Now, following the work of James A. Titmas, who founded GeneSyst International Incorporated in the late 20th Century to develop the internationally patented Gravity Pressure Vessel (TM), all has changed. By using this, combined with standard off-the-shelf process engineering equipment more familiar to that from the water industry, the process is now continuous and the efficiency of making ethanol from Ligno-Cellulose has increased dramatically. The process can achieve 80% conversion to ethanol – potentially even more.

Thus the limitations of a process once thought of as being of little use has resurfaced in a major way, and the cost of producing ethanol fuel from any source and any mixture of biomass is now not that far off from becoming competitive with that made from food crops and sugar cane.

As I understand it, the process and the procedure is being rolled out in the next few weeks in several major plants all ready to start construction under the GeneSyst umbrella including: South Milford (for mytum) and Selby, Yorkshire in the UK to make 90+ million litres of ethanol from 300,000 tonnes of biomass from MSW; Hardenberg (Netherlands) to make 50+ million litres of ethanol from 200,00 tonnes of biomass from straw and MSW; Ho Chi Minh City (Vietnam) and Kentucky, both to make ethanol from biomass obtained from MSW.

Various other projects across the world are shortly to be announced.

If we then add to these the news reported of the developments in Finland with ST1 (recalling the news just last week about making biofuel ethanol from waste), then we can see that the time is ripe to move away from food crops.

As we approach the aims of producing biofuels more economically from non-food sources, we now see a route forward which will allay the concerns raised in this legal test. I suggest that now is the time for the EU (and other nations) to rethink the subsidy issue again. The time has come to remove the subsidy given to both the farmers who grow food-based crops (or the land used to grow them) and the biofuel producers who use these same sources of material to make the biofuels and transfer them to those that are dedicated to making these same fuels wholly from non-food sources of biomass and waste biomass.

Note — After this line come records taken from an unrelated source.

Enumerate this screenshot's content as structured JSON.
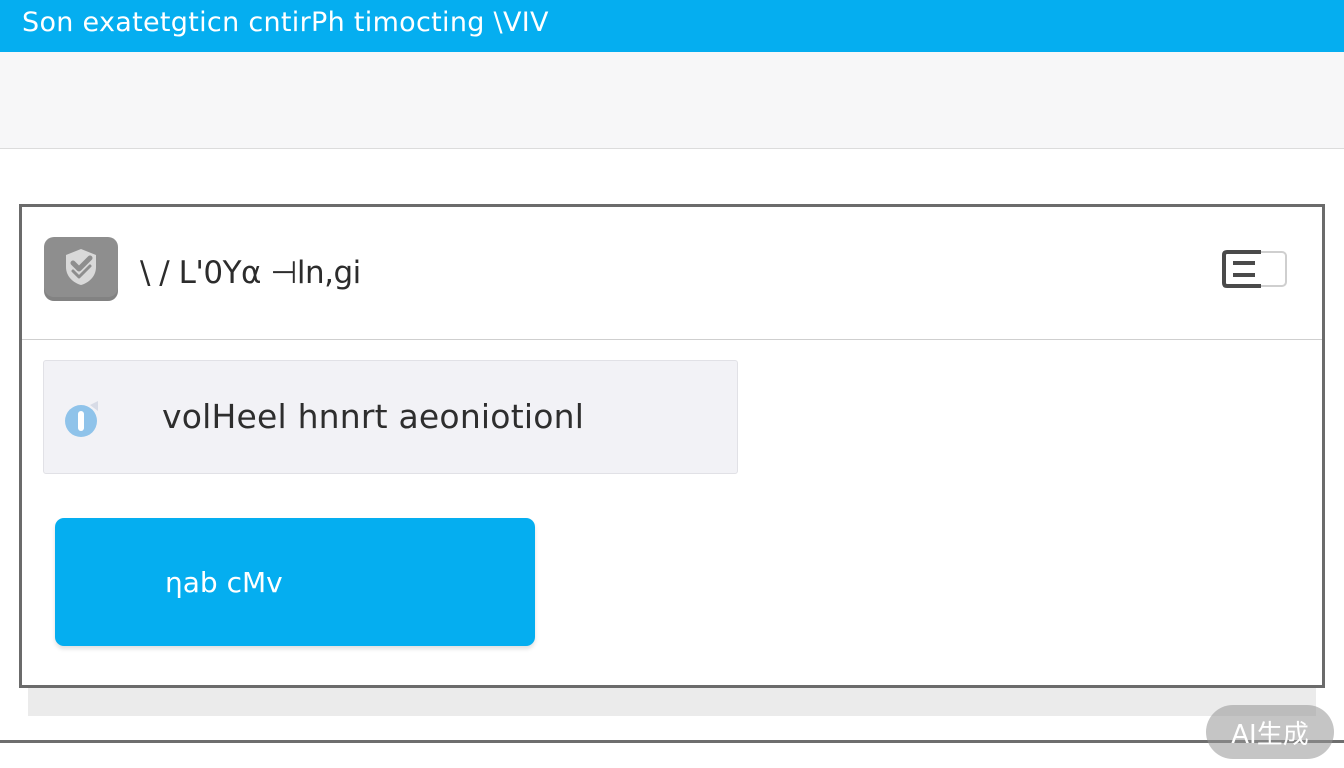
{
  "window": {
    "title": "Son exatetgticn cntirPh timocting \\VIV"
  },
  "card": {
    "header_label": "\\ / L'0Yα ⊣ln,gi",
    "icon": "shield-check-icon",
    "toggle_icon": "window-toggle-icon"
  },
  "notice": {
    "icon": "info-toggle-icon",
    "text": "volHeel hnnrt aeoniotionl"
  },
  "primary_button": {
    "label": "ηab cMv"
  },
  "watermark": {
    "text": "AI生成"
  },
  "colors": {
    "accent": "#05aef0",
    "card_border": "#6b6b6b",
    "notice_bg": "#f2f2f6",
    "icon_gray": "#8e8e8e"
  }
}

It is simple and neat and clear cut. Yes, there would need to be some heavy external monitoring, but so what? Whilst there are already many companies in the bio-energy area who through the self-certification arena abuse and milk the system for their own benefit – and many of those are familiar names in the industry working in the area of incineration of waste and in wood burning power plants – all claiming double subsidies for selling electricity made from their process stream whilst importing cheaper electricity to run their plants. We cannot let this happen again and here there is a chance to do something about it.

So having raised the issue here under the guise of this article, let’s move forwards in the EU and recognise that not everyone in the biofuels industry is out to despoil the environment by their actions.